Não existe “produto” midiático mais rentável que a dramatização da dor humana gerada por uma perda perversa e devidamente explorada, de forma a catalisar a aflição das pessoas e suas iras. Isso ganha uma rápida solidariedade popular, todos passando a fazer um discurso único: mais leis, mais prisões, mais castigos para os sádicos que destroem a vida de inocentes indefesos. (GOMES, 2010).

O show de terror criado pela mídia influencia diretamente na opinião pública instigando-a a buscar por “justiça”, preferindo o aspecto simbólico do direito penal em detrimento do seu caráter democrático. Segundo Baratta (1994) apud Budó (2006, p. 11), o “espetáculo acaba servindo como resposta à demanda por segurança, mesmo que na prática não realize as funções instrumentais prometidas”.
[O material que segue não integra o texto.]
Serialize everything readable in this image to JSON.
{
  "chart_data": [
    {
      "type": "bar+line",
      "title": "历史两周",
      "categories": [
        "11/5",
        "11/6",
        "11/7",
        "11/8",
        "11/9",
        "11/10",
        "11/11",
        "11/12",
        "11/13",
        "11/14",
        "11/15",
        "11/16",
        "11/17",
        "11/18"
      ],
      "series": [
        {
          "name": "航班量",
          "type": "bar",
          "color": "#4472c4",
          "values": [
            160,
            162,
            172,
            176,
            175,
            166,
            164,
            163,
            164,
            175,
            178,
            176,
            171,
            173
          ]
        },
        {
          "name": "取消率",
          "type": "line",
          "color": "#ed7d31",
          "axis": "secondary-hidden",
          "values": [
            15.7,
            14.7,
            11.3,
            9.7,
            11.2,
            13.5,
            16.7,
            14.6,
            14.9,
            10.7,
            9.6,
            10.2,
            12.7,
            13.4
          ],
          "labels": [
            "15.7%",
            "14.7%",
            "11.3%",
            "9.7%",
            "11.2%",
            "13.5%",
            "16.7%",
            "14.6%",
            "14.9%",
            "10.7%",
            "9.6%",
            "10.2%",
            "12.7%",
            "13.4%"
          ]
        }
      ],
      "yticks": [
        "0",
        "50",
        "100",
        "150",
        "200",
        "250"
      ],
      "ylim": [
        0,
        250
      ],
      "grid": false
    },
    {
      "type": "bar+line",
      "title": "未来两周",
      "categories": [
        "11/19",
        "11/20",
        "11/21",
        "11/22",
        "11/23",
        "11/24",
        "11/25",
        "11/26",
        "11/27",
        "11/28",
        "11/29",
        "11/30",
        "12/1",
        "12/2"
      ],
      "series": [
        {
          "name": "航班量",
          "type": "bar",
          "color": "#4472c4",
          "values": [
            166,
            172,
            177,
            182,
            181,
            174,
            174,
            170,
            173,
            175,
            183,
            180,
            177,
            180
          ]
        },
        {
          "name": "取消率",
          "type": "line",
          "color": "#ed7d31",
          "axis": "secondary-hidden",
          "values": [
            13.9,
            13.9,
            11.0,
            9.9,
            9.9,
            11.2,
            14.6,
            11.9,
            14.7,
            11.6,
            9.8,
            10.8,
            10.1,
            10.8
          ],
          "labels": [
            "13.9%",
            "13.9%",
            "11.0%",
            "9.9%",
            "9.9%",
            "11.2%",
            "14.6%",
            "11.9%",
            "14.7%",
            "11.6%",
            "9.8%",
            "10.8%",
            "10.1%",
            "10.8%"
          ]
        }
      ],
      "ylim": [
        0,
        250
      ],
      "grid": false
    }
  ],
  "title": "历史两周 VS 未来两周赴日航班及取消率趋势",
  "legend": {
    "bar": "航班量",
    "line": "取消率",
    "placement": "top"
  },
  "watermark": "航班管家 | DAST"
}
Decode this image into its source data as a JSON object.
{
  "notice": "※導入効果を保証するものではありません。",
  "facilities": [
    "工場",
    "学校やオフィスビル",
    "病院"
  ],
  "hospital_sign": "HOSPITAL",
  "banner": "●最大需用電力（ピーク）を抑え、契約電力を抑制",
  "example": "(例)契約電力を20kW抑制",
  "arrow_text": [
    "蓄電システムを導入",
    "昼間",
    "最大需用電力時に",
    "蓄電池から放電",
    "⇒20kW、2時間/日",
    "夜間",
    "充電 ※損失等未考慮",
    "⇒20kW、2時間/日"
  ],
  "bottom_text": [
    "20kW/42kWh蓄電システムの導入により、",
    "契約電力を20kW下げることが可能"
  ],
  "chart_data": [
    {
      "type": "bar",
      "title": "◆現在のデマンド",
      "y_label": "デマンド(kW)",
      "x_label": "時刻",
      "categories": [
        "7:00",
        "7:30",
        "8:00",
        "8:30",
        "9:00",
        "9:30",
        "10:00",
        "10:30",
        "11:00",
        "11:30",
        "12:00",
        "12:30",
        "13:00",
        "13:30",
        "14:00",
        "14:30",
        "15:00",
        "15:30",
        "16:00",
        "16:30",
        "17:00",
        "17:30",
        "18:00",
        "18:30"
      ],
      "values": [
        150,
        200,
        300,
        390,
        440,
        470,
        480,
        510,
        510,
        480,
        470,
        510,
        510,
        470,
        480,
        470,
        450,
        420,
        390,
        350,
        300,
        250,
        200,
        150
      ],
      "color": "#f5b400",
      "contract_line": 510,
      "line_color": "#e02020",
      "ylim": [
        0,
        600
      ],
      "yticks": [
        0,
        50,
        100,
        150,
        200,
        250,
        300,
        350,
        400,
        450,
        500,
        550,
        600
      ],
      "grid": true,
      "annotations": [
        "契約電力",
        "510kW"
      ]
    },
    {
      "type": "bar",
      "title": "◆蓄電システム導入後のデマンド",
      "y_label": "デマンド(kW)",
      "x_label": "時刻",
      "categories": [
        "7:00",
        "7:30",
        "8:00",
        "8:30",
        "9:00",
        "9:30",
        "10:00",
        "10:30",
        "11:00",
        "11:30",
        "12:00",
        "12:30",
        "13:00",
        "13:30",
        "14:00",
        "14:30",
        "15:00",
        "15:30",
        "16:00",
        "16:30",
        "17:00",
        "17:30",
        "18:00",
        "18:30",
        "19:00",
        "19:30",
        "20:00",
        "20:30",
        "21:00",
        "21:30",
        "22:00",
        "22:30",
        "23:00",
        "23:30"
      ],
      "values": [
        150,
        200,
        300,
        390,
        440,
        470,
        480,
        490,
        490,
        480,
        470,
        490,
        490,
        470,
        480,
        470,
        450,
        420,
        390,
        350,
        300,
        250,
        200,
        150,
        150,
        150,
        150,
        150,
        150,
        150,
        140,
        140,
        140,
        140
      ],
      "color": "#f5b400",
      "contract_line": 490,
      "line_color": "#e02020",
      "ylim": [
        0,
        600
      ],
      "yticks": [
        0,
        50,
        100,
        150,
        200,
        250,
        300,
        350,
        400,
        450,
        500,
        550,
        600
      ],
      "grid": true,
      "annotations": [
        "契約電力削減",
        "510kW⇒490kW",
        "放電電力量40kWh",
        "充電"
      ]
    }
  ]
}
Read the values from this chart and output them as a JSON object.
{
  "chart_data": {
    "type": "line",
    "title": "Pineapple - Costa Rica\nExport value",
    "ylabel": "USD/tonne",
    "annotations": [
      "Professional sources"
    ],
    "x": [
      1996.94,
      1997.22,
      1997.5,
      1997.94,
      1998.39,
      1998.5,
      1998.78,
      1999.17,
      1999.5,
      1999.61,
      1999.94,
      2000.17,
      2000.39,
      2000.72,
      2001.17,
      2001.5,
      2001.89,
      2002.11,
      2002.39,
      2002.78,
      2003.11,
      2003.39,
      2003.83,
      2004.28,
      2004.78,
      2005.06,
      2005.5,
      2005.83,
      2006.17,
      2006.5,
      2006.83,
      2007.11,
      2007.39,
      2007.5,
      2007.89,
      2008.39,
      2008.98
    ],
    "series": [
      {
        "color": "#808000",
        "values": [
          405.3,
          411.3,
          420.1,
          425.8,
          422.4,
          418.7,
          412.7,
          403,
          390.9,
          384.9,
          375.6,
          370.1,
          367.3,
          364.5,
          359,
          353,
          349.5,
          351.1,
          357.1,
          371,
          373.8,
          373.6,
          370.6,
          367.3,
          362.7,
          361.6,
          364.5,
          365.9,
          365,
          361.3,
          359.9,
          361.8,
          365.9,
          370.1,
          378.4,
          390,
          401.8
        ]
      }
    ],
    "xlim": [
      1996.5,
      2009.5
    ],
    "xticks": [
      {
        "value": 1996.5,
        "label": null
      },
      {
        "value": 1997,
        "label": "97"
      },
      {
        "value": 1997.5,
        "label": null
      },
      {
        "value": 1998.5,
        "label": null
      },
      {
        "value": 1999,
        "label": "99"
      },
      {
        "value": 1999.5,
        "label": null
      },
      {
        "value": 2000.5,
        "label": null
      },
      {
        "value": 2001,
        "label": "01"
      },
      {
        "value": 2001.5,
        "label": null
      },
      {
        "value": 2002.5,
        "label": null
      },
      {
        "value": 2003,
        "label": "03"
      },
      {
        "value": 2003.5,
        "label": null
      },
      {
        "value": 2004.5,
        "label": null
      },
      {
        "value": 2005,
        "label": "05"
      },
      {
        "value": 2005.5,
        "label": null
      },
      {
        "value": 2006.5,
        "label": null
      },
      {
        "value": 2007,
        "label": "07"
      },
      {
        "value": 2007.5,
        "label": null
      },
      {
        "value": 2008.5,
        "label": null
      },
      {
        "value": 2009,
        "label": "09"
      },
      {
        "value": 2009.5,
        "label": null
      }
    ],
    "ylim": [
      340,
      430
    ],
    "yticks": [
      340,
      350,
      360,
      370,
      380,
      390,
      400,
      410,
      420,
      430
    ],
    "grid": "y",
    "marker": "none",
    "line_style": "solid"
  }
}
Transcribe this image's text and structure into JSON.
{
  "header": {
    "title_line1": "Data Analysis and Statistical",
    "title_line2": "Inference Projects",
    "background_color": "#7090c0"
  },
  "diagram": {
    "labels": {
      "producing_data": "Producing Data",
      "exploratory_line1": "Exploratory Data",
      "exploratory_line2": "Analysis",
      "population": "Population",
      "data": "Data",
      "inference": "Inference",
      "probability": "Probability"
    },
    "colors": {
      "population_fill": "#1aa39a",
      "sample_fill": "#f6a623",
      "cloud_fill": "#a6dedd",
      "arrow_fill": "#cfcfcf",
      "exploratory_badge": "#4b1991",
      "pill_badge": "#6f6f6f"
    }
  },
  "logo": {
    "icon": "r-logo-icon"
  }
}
Mello (2010, p. 2) bem escreve quando afirma que:

Com o intuito de lhe gerar lucro, a mídia explora o fato, transformando-o em verdadeiros espetáculos, em instrumentos de diversão e entretenimento do público; as notícias não passam por crítico processo de seleção, tudo é notícia, desde que possam render audiência e, consequen­temente, dinheiro. Mais grave que isso, é o fato de a mídia constituir um poderoso instrumento de formação da opinião pública. Quando um fato é divulgado pelos meios de comunicação, sobre ele, já incide a opinião do jornalista, ou seja, o modo como ele viu o acontecimento é a notícia e, esta visão, justamente pelos motivos acima apresentados, nem sempre demonstra a realidade.

É inadmissível o jogo de conceitos que a mídia faz, colocando no mesmo patamar presunção de inocência e impunidade. A impunidade é reflexo do despreparo estrutural da justiça, que demora na prestação jurisdicional. A impunidade não advêm do fato do réu ser considerado inocente, mas do fato da justiça não julgá-lo em tempo hábil.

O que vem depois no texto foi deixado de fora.